Desrespeito procedimental compromete pedido do Brasil
Segundo decisão do órgão judiciário espanhol, o brasileiro, que se encontrava preso preventivamente desde sua captura em território europeu com base em ordem de prisão internacional emitida por autoridades brasileiras, foi liberado após o Brasil não ter formalizado o pedido completo de extradição dentro do prazo legal de 40 dias, conforme exige o artigo 12 do Tratado de Extradição entre Brasil e Espanha.
O descumprimento foi reconhecido pelo tribunal espanhol, que enfatizou tratar-se de prazos peremptórios, cuja inobservância acarreta liberação automática do extraditando.

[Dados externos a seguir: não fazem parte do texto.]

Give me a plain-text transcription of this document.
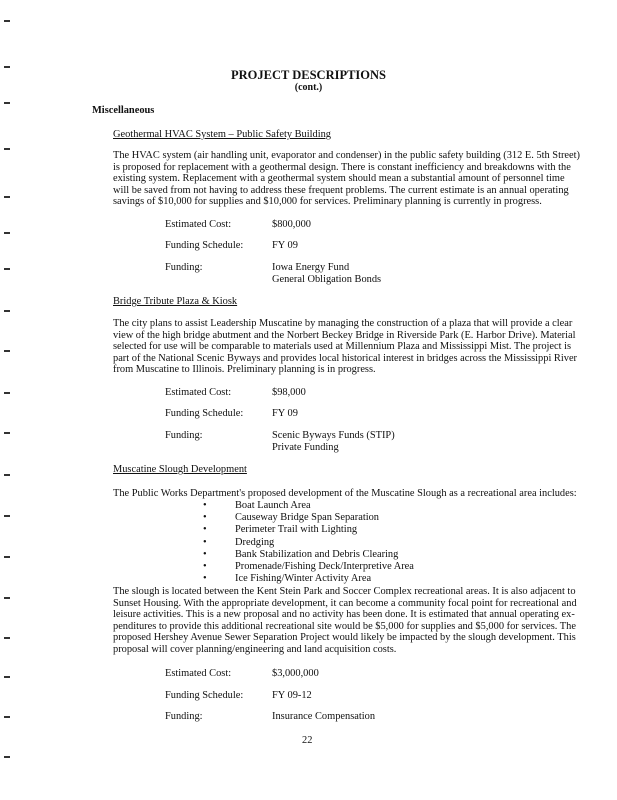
PROJECT DESCRIPTIONS
(cont.)
Miscellaneous
Geothermal HVAC System – Public Safety Building
The HVAC system (air handling unit, evaporator and condenser) in the public safety building (312 E. 5th Street)
is proposed for replacement with a geothermal design. There is constant inefficiency and breakdowns with the
existing system. Replacement with a geothermal system should mean a substantial amount of personnel time
will be saved from not having to address these frequent problems. The current estimate is an annual operating
savings of $10,000 for supplies and $10,000 for services. Preliminary planning is currently in progress.
Estimated Cost:	$800,000
Funding Schedule:	FY 09
Funding:	Iowa Energy Fund
General Obligation Bonds
Bridge Tribute Plaza & Kiosk
The city plans to assist Leadership Muscatine by managing the construction of a plaza that will provide a clear
view of the high bridge abutment and the Norbert Beckey Bridge in Riverside Park (E. Harbor Drive). Material
selected for use will be comparable to materials used at Millennium Plaza and Mississippi Mist. The project is
part of the National Scenic Byways and provides local historical interest in bridges across the Mississippi River
from Muscatine to Illinois. Preliminary planning is in progress.
Estimated Cost:	$98,000
Funding Schedule:	FY 09
Funding:	Scenic Byways Funds (STIP)
Private Funding
Muscatine Slough Development
The Public Works Department's proposed development of the Muscatine Slough as a recreational area includes:
•	Boat Launch Area
•	Causeway Bridge Span Separation
•	Perimeter Trail with Lighting
•	Dredging
•	Bank Stabilization and Debris Clearing
•	Promenade/Fishing Deck/Interpretive Area
•	Ice Fishing/Winter Activity Area
The slough is located between the Kent Stein Park and Soccer Complex recreational areas. It is also adjacent to
Sunset Housing. With the appropriate development, it can become a community focal point for recreational and
leisure activities. This is a new proposal and no activity has been done. It is estimated that annual operating ex-
penditures to provide this additional recreational site would be $5,000 for supplies and $5,000 for services. The
proposed Hershey Avenue Sewer Separation Project would likely be impacted by the slough development. This
proposal will cover planning/engineering and land acquisition costs.
Estimated Cost:	$3,000,000
Funding Schedule:	FY 09-12
Funding:	Insurance Compensation
22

A jurisprudência da própria Corte espanhola e o princípio do devido processo legal (due process of law) foram fundamentos decisivos nessa deliberação.
Cooperação Jurídica e seus Limites
O caso ressalta questões centrais envolvendo a cooperação jurídica em matéria penal entre países, incluindo:
- Respeito aos prazos de formalização de pedidos de extradição;
- Interpretação estrita dos tratados de extradição;
- Impacto da lentidão administrativa sobre a persecução penal internacional;
- Garantias processuais fornecidas ao extraditando pela legislação do país requerente.
Além disso, o episódio denota a fragilidade institucional no trâmite de extradições brasileiras, em uma era em que a eficiência e a celeridade são traços cada vez mais requeridos na cooperação penal internacional.
Violação ao artigo 5º, inciso LXI da CF?
Advogados de defesa do brasileiro questionaram ainda a manutenção prolongada da prisão como sendo uma violação ao artigo 5º, inciso LXI da Constituição Federal, que estabelece que a prisão somente será possível em flagrante delito ou por ordem escrita e fundamentada de autoridade judiciária competente – o que não se sustentava sem a efetivação formal do pedido de extradição.
Jurisprudência Europeia embasa liberação
O caso também se fundamentou em decisões anteriores da jurisprudência europeia, incluindo precedentes do Tribunal Europeu dos Direitos Humanos (TEDH), que recomenda a observância absoluta ao devido processo legal no contexto extraterritorial, especialmente quando se trata do uso da prisão preventiva internacional.
Além disso, o Código de Processo Penal espanhol e princípios do Direito Penal internacional colaboraram para a formação do entendimento, impondo ao Estado requerente (Brasil) o ônus completo da diligência processual.
Novo desafio para o Brasil na arena internacional
Este episódio lança luz sobre a necessidade de reformas organizacionais e administrativas urgentes nos procedimentos de cooperação internacional conduzidos pelo Ministério da Justiça, Itamaraty e demais órgãos competentes. O erro institucional expõe o Brasil a constrangimentos diplomáticos e pode afetar futuras solicitações de extradição, prejudicando a imagem do país como partícipe eficiente da Justiça global.